Karan Ahuja Wins ACM SIGCHI Outstanding Dissertation Award

The dissertation advances the state of the art in high-fidelity user tracking and digitization and opens new paradigms in augmented and virtual reality, health sensing, and natural user interfaces

Northwestern Engineering’s Karan Ahuja earned a 2024 Association for Computing Machinery (ACM) Special Interest Group on Computer-Human Interaction (SIGCHI) Outstanding Dissertation Award, which recognizes excellent dissertation research in human-computer interaction (HCI).

Evaluated on technical depth, significance of the research contribution, potential impact on the field, and quality of presentation, the SIGCHI Outstanding Dissertation Award is given annually to up to five recent doctorate recipients worldwide.

Karan Ahuja"I'm honored to receive the ACM SIGCHI Outstanding Dissertation award,” Ahuja said. “This accolade reflects our field's commitment to creating technologies that have societal impact. It motivates me to continue innovating in ways that bridge the gap between people and digital worlds, making technology more accessible and intuitive for everyone."

This August, Ahuja will join the Department of Computer Science as a Lisa Wissner-Slivka and Benjamin Slivka Assistant Professor in Computer Science and director of the Sensing, Perception and Interactive Computing Exploration (SPICE) Lab. He is currently a visiting faculty researcher at Google, leading efforts on Google XR.

Ahuja’s dissertation, titled “Practical and Rich User Digitization,” advances the state of the art in high-fidelity user tracking and digitization and opens new paradigms in augmented and virtual reality, health sensing, and natural user interfaces.

Ahuja’s research addresses the challenge of understanding and interpreting human behavior and actions in everyday environments.

“The existing spectrum of technology for this purpose is polarized: on one end, mobile and pervasive consumer devices estimate coarse metrics like step counts and sedentariness, but fall short in comprehensively understanding complex human behaviors,” Ahuja said. “On the other end, detailed professional digitization systems, such as motion capture suits and multi-camera rigs, are impractical for everyday use due to their high costs, privacy concerns, and need for specialized lab settings.”

Ahuja’s research transforms and democratizes this space by harnessing the diverse sensors in consumer devices like smartphones and smartwatches. He repurposed alternative minimally invasive and privacy-aware sensing approaches — including doppler, capacitive, lo-fi audio loudness sensors, and inertial measurement units — to enable full-body user digitization and estimate body pose, activities, and behavioral patterns.

“The eminently practical techniques promise a revolution in areas as diverse as wellness monitoring, rehabilitation, chronic condition management, clinical movement research, eldercare support, and embodied telepresence,” said the SIGCHI Awards Committee. “Expect to see these techniques on your devices soon.”

Many of Ahuja’s research projects have been open-sourced, deployed in-the-wild, licensed by tech companies, and shipped as a product feature. Notably, his activity recognition research has been licensed for commercialization by Fortune 500 companies. In addition, his work on classroom sensing with the EduSense team has been adopted in more than 45 classrooms across various universities, enhancing teaching productivity and contributing valuable pedagogical insights.

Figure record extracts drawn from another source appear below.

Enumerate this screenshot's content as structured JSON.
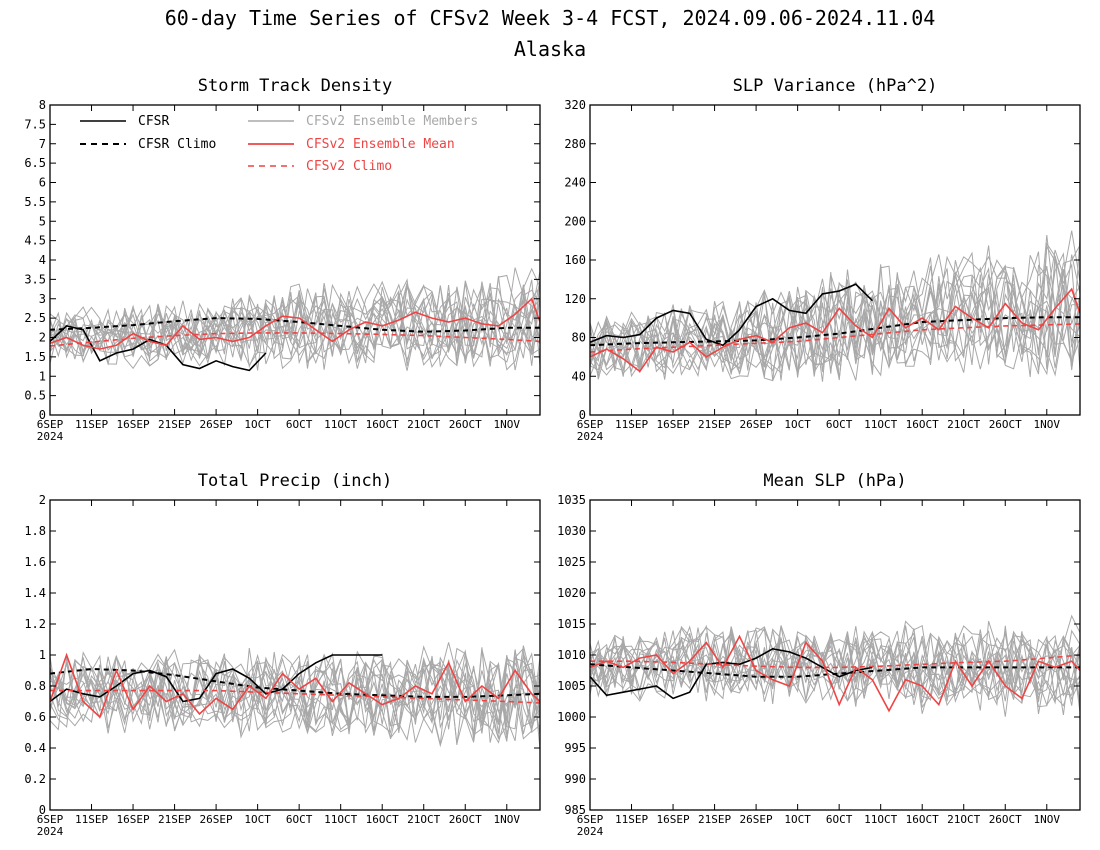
{
  "figure": {
    "title": "60-day Time Series of CFSv2 Week 3-4 FCST, 2024.09.06-2024.11.04",
    "subtitle": "Alaska"
  },
  "colors": {
    "cfsr": "#000000",
    "ensemble_member": "#a8a8a8",
    "ensemble_mean": "#ee4444",
    "cfsv2_climo": "#ee4444"
  },
  "x_axis": {
    "ticks": [
      "6SEP",
      "11SEP",
      "16SEP",
      "21SEP",
      "26SEP",
      "1OCT",
      "6OCT",
      "11OCT",
      "16OCT",
      "21OCT",
      "26OCT",
      "1NOV"
    ],
    "year_label": "2024"
  },
  "legend": {
    "cfsr": "CFSR",
    "cfsr_climo": "CFSR Climo",
    "members": "CFSv2 Ensemble Members",
    "mean": "CFSv2 Ensemble Mean",
    "cfsv2_climo": "CFSv2 Climo"
  },
  "chart_data": [
    {
      "type": "line",
      "title": "Storm Track Density",
      "ylim": [
        0,
        8
      ],
      "yticks": [
        "0",
        "0.5",
        "1",
        "1.5",
        "2",
        "2.5",
        "3",
        "3.5",
        "4",
        "4.5",
        "5",
        "5.5",
        "6",
        "6.5",
        "7",
        "7.5",
        "8"
      ],
      "x_days": [
        0,
        59
      ],
      "series": [
        {
          "name": "CFSR",
          "x": [
            0,
            2,
            4,
            6,
            8,
            10,
            12,
            14,
            16,
            18,
            20,
            22,
            24,
            26
          ],
          "y": [
            1.9,
            2.3,
            2.2,
            1.4,
            1.6,
            1.7,
            1.95,
            1.8,
            1.3,
            1.2,
            1.4,
            1.25,
            1.15,
            1.6
          ]
        },
        {
          "name": "CFSR Climo",
          "x": [
            0,
            5,
            10,
            15,
            20,
            25,
            30,
            35,
            40,
            45,
            50,
            55,
            59
          ],
          "y": [
            2.2,
            2.25,
            2.32,
            2.42,
            2.5,
            2.48,
            2.4,
            2.3,
            2.2,
            2.15,
            2.18,
            2.25,
            2.25
          ]
        },
        {
          "name": "CFSv2 Ensemble Mean",
          "x": [
            0,
            2,
            4,
            6,
            8,
            10,
            12,
            14,
            16,
            18,
            20,
            22,
            24,
            26,
            28,
            30,
            32,
            34,
            36,
            38,
            40,
            42,
            44,
            46,
            48,
            50,
            52,
            54,
            56,
            58,
            59
          ],
          "y": [
            1.85,
            2.0,
            1.8,
            1.7,
            1.8,
            2.1,
            1.9,
            1.8,
            2.3,
            1.95,
            2.0,
            1.9,
            2.0,
            2.3,
            2.55,
            2.5,
            2.2,
            1.9,
            2.2,
            2.4,
            2.3,
            2.45,
            2.65,
            2.5,
            2.4,
            2.5,
            2.35,
            2.3,
            2.6,
            3.0,
            2.4
          ]
        },
        {
          "name": "CFSv2 Climo",
          "x": [
            0,
            5,
            10,
            15,
            20,
            25,
            30,
            35,
            40,
            45,
            50,
            55,
            59
          ],
          "y": [
            1.78,
            1.88,
            1.98,
            2.05,
            2.1,
            2.12,
            2.12,
            2.1,
            2.08,
            2.05,
            2.0,
            1.95,
            1.9
          ]
        }
      ],
      "members_band": {
        "center": [
          1.95,
          2.0,
          2.05,
          2.1,
          2.15,
          2.2,
          2.25,
          2.3,
          2.35,
          2.3,
          2.35,
          2.4,
          2.45
        ],
        "spread": [
          0.8,
          0.85,
          0.9,
          0.95,
          1.0,
          1.1,
          1.15,
          1.2,
          1.2,
          1.25,
          1.3,
          1.35,
          1.4
        ]
      }
    },
    {
      "type": "line",
      "title": "SLP Variance (hPa^2)",
      "ylim": [
        0,
        320
      ],
      "yticks": [
        "0",
        "40",
        "80",
        "120",
        "160",
        "200",
        "240",
        "280",
        "320"
      ],
      "x_days": [
        0,
        59
      ],
      "series": [
        {
          "name": "CFSR",
          "x": [
            0,
            2,
            4,
            6,
            8,
            10,
            12,
            14,
            16,
            18,
            20,
            22,
            24,
            26,
            28,
            30,
            32,
            34
          ],
          "y": [
            75,
            82,
            80,
            83,
            100,
            108,
            105,
            78,
            72,
            88,
            112,
            120,
            108,
            105,
            125,
            128,
            135,
            118
          ]
        },
        {
          "name": "CFSR Climo",
          "x": [
            0,
            5,
            10,
            15,
            20,
            25,
            30,
            35,
            40,
            45,
            50,
            55,
            59
          ],
          "y": [
            72,
            74,
            75,
            76,
            77,
            80,
            84,
            90,
            96,
            98,
            100,
            101,
            101
          ]
        },
        {
          "name": "CFSv2 Ensemble Mean",
          "x": [
            0,
            2,
            4,
            6,
            8,
            10,
            12,
            14,
            16,
            18,
            20,
            22,
            24,
            26,
            28,
            30,
            32,
            34,
            36,
            38,
            40,
            42,
            44,
            46,
            48,
            50,
            52,
            54,
            56,
            58,
            59
          ],
          "y": [
            60,
            68,
            58,
            45,
            70,
            65,
            75,
            60,
            70,
            78,
            82,
            75,
            90,
            95,
            85,
            110,
            92,
            80,
            110,
            90,
            100,
            88,
            112,
            100,
            90,
            115,
            95,
            88,
            110,
            130,
            105
          ]
        },
        {
          "name": "CFSv2 Climo",
          "x": [
            0,
            5,
            10,
            15,
            20,
            25,
            30,
            35,
            40,
            45,
            50,
            55,
            59
          ],
          "y": [
            65,
            68,
            70,
            72,
            74,
            76,
            80,
            84,
            88,
            90,
            92,
            93,
            94
          ]
        }
      ],
      "members_band": {
        "center": [
          68,
          72,
          75,
          78,
          82,
          86,
          90,
          95,
          100,
          105,
          108,
          110,
          112
        ],
        "spread": [
          35,
          38,
          40,
          45,
          50,
          55,
          60,
          65,
          65,
          70,
          75,
          80,
          85
        ]
      }
    },
    {
      "type": "line",
      "title": "Total Precip (inch)",
      "ylim": [
        0,
        2
      ],
      "yticks": [
        "0",
        "0.2",
        "0.4",
        "0.6",
        "0.8",
        "1",
        "1.2",
        "1.4",
        "1.6",
        "1.8",
        "2"
      ],
      "x_days": [
        0,
        59
      ],
      "series": [
        {
          "name": "CFSR",
          "x": [
            0,
            2,
            4,
            6,
            8,
            10,
            12,
            14,
            16,
            18,
            20,
            22,
            24,
            26,
            28,
            30,
            32,
            34,
            36,
            38,
            40
          ],
          "y": [
            0.7,
            0.78,
            0.75,
            0.73,
            0.8,
            0.88,
            0.9,
            0.86,
            0.7,
            0.72,
            0.88,
            0.91,
            0.85,
            0.75,
            0.78,
            0.88,
            0.95,
            1.0,
            1.0,
            1.0,
            1.0
          ]
        },
        {
          "name": "CFSR Climo",
          "x": [
            0,
            5,
            10,
            15,
            20,
            25,
            30,
            35,
            40,
            45,
            50,
            55,
            59
          ],
          "y": [
            0.88,
            0.91,
            0.9,
            0.87,
            0.83,
            0.79,
            0.77,
            0.75,
            0.74,
            0.73,
            0.73,
            0.74,
            0.75
          ]
        },
        {
          "name": "CFSv2 Ensemble Mean",
          "x": [
            0,
            2,
            4,
            6,
            8,
            10,
            12,
            14,
            16,
            18,
            20,
            22,
            24,
            26,
            28,
            30,
            32,
            34,
            36,
            38,
            40,
            42,
            44,
            46,
            48,
            50,
            52,
            54,
            56,
            58,
            59
          ],
          "y": [
            0.7,
            1.0,
            0.7,
            0.6,
            0.9,
            0.65,
            0.8,
            0.7,
            0.75,
            0.62,
            0.72,
            0.65,
            0.8,
            0.72,
            0.88,
            0.78,
            0.85,
            0.7,
            0.82,
            0.75,
            0.68,
            0.72,
            0.8,
            0.75,
            0.95,
            0.7,
            0.8,
            0.72,
            0.9,
            0.75,
            0.7
          ]
        },
        {
          "name": "CFSv2 Climo",
          "x": [
            0,
            5,
            10,
            15,
            20,
            25,
            30,
            35,
            40,
            45,
            50,
            55,
            59
          ],
          "y": [
            0.77,
            0.77,
            0.77,
            0.77,
            0.77,
            0.76,
            0.75,
            0.74,
            0.73,
            0.72,
            0.71,
            0.7,
            0.69
          ]
        }
      ],
      "members_band": {
        "center": [
          0.78,
          0.78,
          0.77,
          0.77,
          0.77,
          0.76,
          0.76,
          0.75,
          0.75,
          0.74,
          0.74,
          0.73,
          0.73
        ],
        "spread": [
          0.28,
          0.28,
          0.28,
          0.3,
          0.3,
          0.3,
          0.3,
          0.32,
          0.32,
          0.32,
          0.34,
          0.34,
          0.34
        ]
      }
    },
    {
      "type": "line",
      "title": "Mean SLP (hPa)",
      "ylim": [
        985,
        1035
      ],
      "yticks": [
        "985",
        "990",
        "995",
        "1000",
        "1005",
        "1010",
        "1015",
        "1020",
        "1025",
        "1030",
        "1035"
      ],
      "x_days": [
        0,
        59
      ],
      "series": [
        {
          "name": "CFSR",
          "x": [
            0,
            2,
            4,
            6,
            8,
            10,
            12,
            14,
            16,
            18,
            20,
            22,
            24,
            26,
            28,
            30,
            32,
            34
          ],
          "y": [
            1006.5,
            1003.5,
            1004,
            1004.5,
            1005,
            1003,
            1004,
            1008.5,
            1008.8,
            1008.5,
            1009.5,
            1011,
            1010.5,
            1009.5,
            1008,
            1006.5,
            1007.5,
            1008
          ]
        },
        {
          "name": "CFSR Climo",
          "x": [
            0,
            5,
            10,
            15,
            20,
            25,
            30,
            35,
            40,
            45,
            50,
            55,
            59
          ],
          "y": [
            1008.5,
            1008,
            1007.5,
            1007,
            1006.5,
            1006.5,
            1007,
            1007.5,
            1008,
            1008,
            1008,
            1008,
            1008
          ]
        },
        {
          "name": "CFSv2 Ensemble Mean",
          "x": [
            0,
            2,
            4,
            6,
            8,
            10,
            12,
            14,
            16,
            18,
            20,
            22,
            24,
            26,
            28,
            30,
            32,
            34,
            36,
            38,
            40,
            42,
            44,
            46,
            48,
            50,
            52,
            54,
            56,
            58,
            59
          ],
          "y": [
            1008,
            1009,
            1008,
            1009.5,
            1010,
            1007,
            1009,
            1012,
            1008,
            1013,
            1007.5,
            1006,
            1005,
            1012,
            1009,
            1002,
            1008,
            1006,
            1001,
            1006,
            1005,
            1002,
            1009,
            1005,
            1009,
            1005,
            1003,
            1009,
            1008,
            1009,
            1007.5
          ]
        },
        {
          "name": "CFSv2 Climo",
          "x": [
            0,
            5,
            10,
            15,
            20,
            25,
            30,
            35,
            40,
            45,
            50,
            55,
            59
          ],
          "y": [
            1009,
            1009,
            1008.8,
            1008.5,
            1008.2,
            1008,
            1008,
            1008.2,
            1008.5,
            1008.8,
            1009,
            1009.5,
            1010
          ]
        }
      ],
      "members_band": {
        "center": [
          1008,
          1008.5,
          1009,
          1009,
          1009,
          1008.5,
          1008.5,
          1008.5,
          1008,
          1008,
          1008,
          1008,
          1008
        ],
        "spread": [
          5,
          6,
          6,
          7,
          7,
          7,
          7,
          7,
          7.5,
          7.5,
          8,
          8,
          8
        ]
      }
    }
  ]
}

Ahuja’s studies on tracking arm motion to estimate hyperactivity as an ADHD biomarker have led to innovative approaches for early screening and diagnosis, including two research trials with the University of Pittsburgh Medical Center. Also in the healthcare sphere, Ahuja’s novel approach to human activity recognition, called Vid2Doppler, demonstrated potential application for safety and fall-detection in home healthcare settings.

More recently, Ahuja’s research focuses on end-to-end systems for human sensing and tracking, followed by long-term behavioral understanding, ultimately closing the loop towards solving human augmentation.

Ahuja earned a PhD in HCI from Carnegie Mellon University in 2023, co-advised by Chris Harrison and Mayank Goel.